Met de hoopvolle resultaten van de klinische trial van het IL-4 DC vaccin en de preklinische studie van het IL-15 DC vaccin, komt er misschien wel een extra vaste waarde bij in de strijd tegen kanker. Het onderzoek van Heleen Van Acker stopt echter niet na het IL-15 DC vaccin. Gedreven als ze is, is ze ondertussen ook de onwetendheid rond γδ-T-cellen aan het proberen op te klaren. Deze speciale T-cellen hebben een groot potentieel om ook kankercellen te doden. Wanneer hierover meer geweten is, kunnen deze ook worden ingezet in de strijd. De beste resultaten zullen immers pas bereikt worden wanneer we alle celcontacten kunnen optimaliseren. En dat lukt enkel als we van alle cellen voldoende weten. Wij hebben er alvast hoop op.

 

 

 

* Lymfocyten zijn een type witte bloedcellen die de belangrijkste componenten vormen van onze specifieke verdediging. T-lymfocyten zorgen voor de cellulaire afweer (afweer op basis van cellen), de B-lymfocyten zorgen voor de humorale afweerreactie (op basis van vloeistoffen).

 

** Bij een leukaferese wordt er bloed genomen van een patiënt. Uit dit staal haalt men de witte bloedcellen, hier specifiek de monocyten. Daarna geeft men het overschot terug aan de patiënt.

 

*** Een klinische trial is een wetenschappelijke studie om vast te stellen of een nieuwe behandeling wel degelijk werkt. In de eerste fase van de studie wordt de behandeling getest op een kleine deelnemersgroep en wordt er vooral gekeken of er eventuele bijwerkingen optreden. In de tweede fase beschikt men over een grotere groep.
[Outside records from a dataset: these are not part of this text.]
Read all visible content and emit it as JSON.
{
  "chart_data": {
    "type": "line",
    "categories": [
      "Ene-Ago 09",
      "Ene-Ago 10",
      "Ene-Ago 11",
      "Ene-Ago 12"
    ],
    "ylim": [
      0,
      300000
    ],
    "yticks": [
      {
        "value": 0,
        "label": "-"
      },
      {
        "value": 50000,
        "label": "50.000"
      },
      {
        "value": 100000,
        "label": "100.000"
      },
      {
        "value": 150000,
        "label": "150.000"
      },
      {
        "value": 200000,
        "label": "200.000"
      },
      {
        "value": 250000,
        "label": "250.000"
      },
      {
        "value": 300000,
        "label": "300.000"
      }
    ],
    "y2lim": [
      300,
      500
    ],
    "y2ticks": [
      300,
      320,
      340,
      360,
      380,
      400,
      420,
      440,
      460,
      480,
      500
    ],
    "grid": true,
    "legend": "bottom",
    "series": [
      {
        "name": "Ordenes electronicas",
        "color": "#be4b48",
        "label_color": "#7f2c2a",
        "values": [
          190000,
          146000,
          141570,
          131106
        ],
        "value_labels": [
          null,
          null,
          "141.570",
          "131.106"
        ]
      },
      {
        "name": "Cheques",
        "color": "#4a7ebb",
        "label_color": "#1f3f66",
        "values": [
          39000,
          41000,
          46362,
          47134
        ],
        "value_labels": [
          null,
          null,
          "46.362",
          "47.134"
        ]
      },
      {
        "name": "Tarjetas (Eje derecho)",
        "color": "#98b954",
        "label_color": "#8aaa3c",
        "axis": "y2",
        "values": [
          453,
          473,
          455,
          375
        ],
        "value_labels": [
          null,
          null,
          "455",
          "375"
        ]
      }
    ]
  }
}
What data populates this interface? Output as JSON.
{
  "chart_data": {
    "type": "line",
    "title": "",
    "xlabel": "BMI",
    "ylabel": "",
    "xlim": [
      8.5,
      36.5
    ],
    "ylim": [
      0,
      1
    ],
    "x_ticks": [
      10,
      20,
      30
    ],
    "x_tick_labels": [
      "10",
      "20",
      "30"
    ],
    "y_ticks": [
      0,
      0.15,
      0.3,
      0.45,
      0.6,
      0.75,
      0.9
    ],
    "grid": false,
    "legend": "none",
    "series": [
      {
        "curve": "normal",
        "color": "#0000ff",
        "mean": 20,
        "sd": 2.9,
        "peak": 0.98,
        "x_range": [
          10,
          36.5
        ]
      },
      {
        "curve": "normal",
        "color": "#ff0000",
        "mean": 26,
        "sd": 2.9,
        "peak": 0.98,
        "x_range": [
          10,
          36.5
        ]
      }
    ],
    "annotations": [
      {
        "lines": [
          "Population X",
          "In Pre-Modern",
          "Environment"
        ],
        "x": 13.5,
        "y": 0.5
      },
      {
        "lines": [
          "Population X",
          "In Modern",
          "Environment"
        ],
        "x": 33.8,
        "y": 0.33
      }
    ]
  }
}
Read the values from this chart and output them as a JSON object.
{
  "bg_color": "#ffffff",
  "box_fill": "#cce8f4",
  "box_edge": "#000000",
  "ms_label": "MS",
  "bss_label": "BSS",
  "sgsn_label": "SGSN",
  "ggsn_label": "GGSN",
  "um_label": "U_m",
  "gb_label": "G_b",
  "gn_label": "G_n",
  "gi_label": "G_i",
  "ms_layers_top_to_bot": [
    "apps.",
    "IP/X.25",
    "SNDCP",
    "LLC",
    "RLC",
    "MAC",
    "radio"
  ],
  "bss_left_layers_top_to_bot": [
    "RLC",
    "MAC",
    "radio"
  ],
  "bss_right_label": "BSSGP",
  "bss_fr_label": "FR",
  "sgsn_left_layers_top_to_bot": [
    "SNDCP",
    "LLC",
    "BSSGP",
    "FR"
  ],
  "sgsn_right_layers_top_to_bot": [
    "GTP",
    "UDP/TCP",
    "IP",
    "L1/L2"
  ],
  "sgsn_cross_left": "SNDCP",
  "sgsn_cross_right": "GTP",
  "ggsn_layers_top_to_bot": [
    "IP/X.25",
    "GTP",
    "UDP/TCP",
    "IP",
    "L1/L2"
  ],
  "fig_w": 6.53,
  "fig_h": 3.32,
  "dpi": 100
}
Hier wordt er vooral geconcentreerd op de grootte van dosissen en dergelijke. De laatste fase richt zich op verschillende deelnemersgroepen in verschillende ziekenhuizen. Treden er hier geen problemen op, dan kan de behandeling op de markt gebracht worden.

 

 

Foto: Heleen Van Acker uiterst rechts.